Passeio Público
(Coisas sérias)
Anedotas há muitas, umas boas e outras más – não é isso que interessa. Esta que vos desejo relatar é triste, porque próxima de uma certa percepção popular da realidade, mas definitivamente reveladora de um modo de agir menos raro do que seria desejável. É mais ou menos assim.
No Município X, o presidente da Câmara planeia construir uma piscina municipal. Naturalmente, acciona um concurso público ao qual concorrem empreiteiros de diferentes nacionalidades. Especificamente, um inglês, um francês e um português (onde é que o/a leitor/a já ouviu isto?). O inglês propõe-se fazer o trabalho por cento e cinquenta mil euros. O francês disponibiliza-se para realizar a empreitada por cem mil euros. Finalmente, o português oferece-se para construir a piscina por trezentos mil euros. O estupefacto autarca convoca o empreiteiro português ao seu gabinete e pergunta-lhe porque é que a sua proposta é tão onerosa, não menos que trezentos mil euros! O empreiteiro contesta: são cem mil euros para mim, cem mil euros para si e cem mil euros para o francês construir a piscina.

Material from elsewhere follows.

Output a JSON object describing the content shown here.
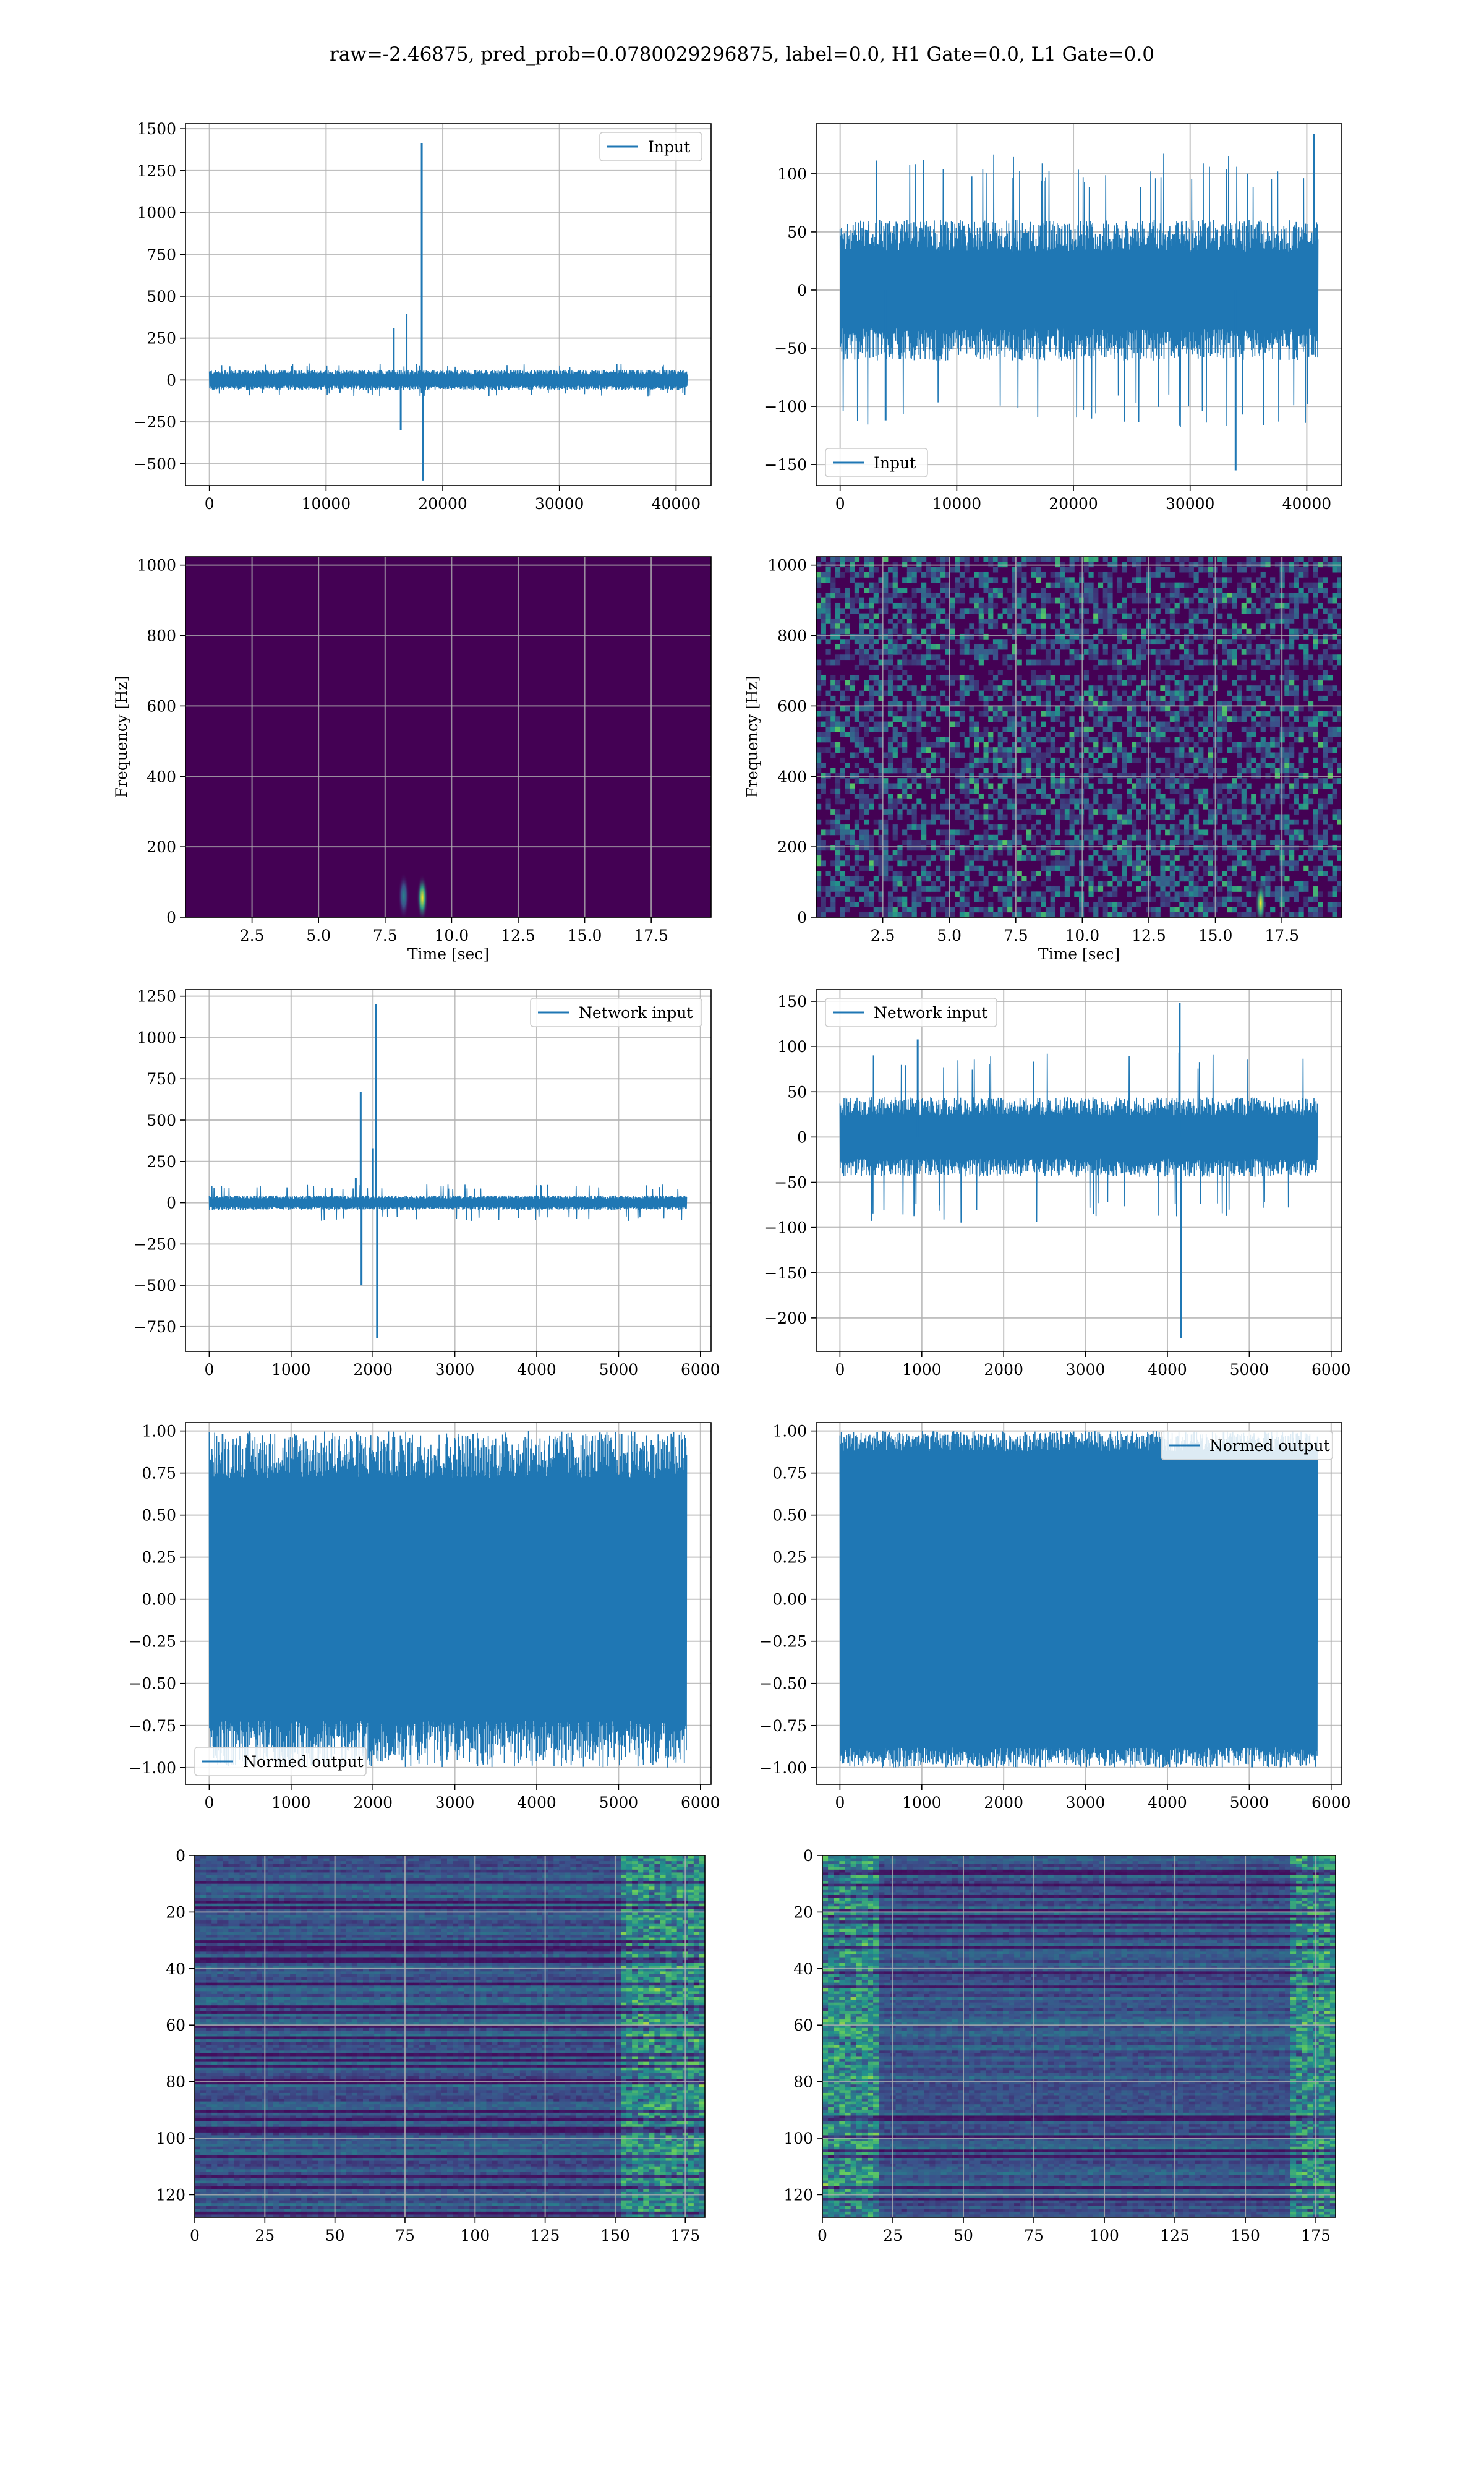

Não me interessa muito o humor – ou a falta dele – que esta pilhéria carrega. A anedota – qualquer anedota – procede de um limbo duvidoso, onde se juntam o preconceito, o mau-gosto e as generalizações abusivas. Tudo o resto (o seu peso alegórico) é potencialmente mais interessante. Porque ressuma o choro triste destes tempos, porque sugere outros episódios, verdadeiros e igualmente caricatos.
Não é difícil recapitular a venda tragicómica do edifício dos CTT na Avenida Fernão de Magalhães, em Coimbra. Vendido de manhã por quase quinze milhões de euros à Demagre, revendido à tarde por cerca de vinte milhões à Espírito Santo Fundos de Investimento, SA. A anedota, que já foi caso de polícia, chegou agora à barra dos tribunais. Esperemos que as coisas se tornem finalmente sérias.